Everything I know about prison - from the loss of individual freedom, to the violence and the hopelessness that exists behind bars - makes me believe the sentence of life in prison could actually be worse than the death penalty, if it really means life in prison. For these reasons, I supported the substitute offered to SB 1165 by Senator Bill Stanley. This substitute would have not only abolished the death penalty, but would have also required a mandatory life sentence, no chance of parole, for anyone convicted of aggravated murder. Unfortunately, this substitute failed, and so too did the Senate in making the right decision.
In order to fully abolish the death penalty, Virginia would have to have additional policies surrounding that decision. Meaning, that even in the current climate of criminal justice reform, we have to eliminate the possibility of parole for those who have committed the most heinous crimes.

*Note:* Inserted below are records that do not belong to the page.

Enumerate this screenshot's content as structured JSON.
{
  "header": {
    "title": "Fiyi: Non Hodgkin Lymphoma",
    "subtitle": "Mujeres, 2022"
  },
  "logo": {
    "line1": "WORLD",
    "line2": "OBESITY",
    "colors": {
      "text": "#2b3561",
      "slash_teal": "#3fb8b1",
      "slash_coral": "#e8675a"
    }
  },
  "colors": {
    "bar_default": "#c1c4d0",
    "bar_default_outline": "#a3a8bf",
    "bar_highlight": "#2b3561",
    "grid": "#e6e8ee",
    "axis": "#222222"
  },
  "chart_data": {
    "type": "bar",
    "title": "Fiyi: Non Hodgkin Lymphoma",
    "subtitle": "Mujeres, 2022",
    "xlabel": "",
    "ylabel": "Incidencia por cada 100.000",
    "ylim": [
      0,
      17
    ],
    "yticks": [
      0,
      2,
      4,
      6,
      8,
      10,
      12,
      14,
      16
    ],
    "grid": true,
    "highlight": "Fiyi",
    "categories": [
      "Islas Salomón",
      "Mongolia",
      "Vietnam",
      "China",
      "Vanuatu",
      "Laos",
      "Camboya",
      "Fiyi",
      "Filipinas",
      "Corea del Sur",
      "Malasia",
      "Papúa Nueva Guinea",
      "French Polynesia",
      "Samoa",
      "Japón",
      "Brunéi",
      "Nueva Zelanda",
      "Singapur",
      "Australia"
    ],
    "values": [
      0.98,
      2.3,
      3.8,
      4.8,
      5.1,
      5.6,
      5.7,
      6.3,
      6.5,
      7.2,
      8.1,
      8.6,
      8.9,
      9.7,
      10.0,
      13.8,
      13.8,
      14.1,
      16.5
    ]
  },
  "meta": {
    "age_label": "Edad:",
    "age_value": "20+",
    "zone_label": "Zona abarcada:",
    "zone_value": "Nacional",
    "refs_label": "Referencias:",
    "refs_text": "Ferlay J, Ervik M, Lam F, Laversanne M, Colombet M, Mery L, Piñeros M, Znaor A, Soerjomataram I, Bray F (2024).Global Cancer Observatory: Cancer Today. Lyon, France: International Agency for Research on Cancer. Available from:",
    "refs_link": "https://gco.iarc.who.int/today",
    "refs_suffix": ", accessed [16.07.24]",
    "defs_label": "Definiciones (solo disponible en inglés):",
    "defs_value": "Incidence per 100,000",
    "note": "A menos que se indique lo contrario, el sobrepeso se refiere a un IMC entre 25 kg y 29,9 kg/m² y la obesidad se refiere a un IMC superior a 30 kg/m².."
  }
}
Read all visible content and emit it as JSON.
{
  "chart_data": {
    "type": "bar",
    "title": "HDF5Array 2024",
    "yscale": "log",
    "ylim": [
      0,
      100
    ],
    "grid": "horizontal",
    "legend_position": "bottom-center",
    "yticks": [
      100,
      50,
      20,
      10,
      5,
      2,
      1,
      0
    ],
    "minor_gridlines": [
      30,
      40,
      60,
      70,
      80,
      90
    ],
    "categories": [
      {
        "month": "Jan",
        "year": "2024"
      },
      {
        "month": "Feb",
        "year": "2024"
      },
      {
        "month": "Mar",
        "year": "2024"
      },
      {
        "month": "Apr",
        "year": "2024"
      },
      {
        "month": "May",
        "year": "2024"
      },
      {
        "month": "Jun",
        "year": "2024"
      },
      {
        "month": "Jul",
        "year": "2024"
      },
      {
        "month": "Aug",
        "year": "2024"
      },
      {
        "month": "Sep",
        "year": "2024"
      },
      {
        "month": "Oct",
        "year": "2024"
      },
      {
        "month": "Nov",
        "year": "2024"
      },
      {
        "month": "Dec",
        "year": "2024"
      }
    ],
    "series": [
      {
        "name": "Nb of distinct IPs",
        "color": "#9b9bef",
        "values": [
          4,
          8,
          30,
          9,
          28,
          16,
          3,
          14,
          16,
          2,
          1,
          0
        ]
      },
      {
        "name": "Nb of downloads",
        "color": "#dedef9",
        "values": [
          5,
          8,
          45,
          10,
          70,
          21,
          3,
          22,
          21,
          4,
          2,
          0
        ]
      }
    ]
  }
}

What we couldn’t have, for instance, is what we saw happen last year with the parole of Vincent Martin. Vincent Martin was first arrested in 1972 for two robberies, resulting in at least one person being shot. After being released the first time, Martin was convicted again in 1980 for the murder of a Richmond police officer. Last year, because of COVID, he was granted parole. It is an unacceptable alternative to capital punishment to keep giving violent criminals another chance when they have shown they do not deserve it.
In order to represent the interests of victims, their families, my constituents, and members of law enforcement, I need to be confident that in removing the death penalty, we also ensure that someone who has committed capital murder does not have the privilege of parole. Ever.
I am disappointed in how the Senate handled this very serious issue because there was a real opportunity for a bipartisan effort.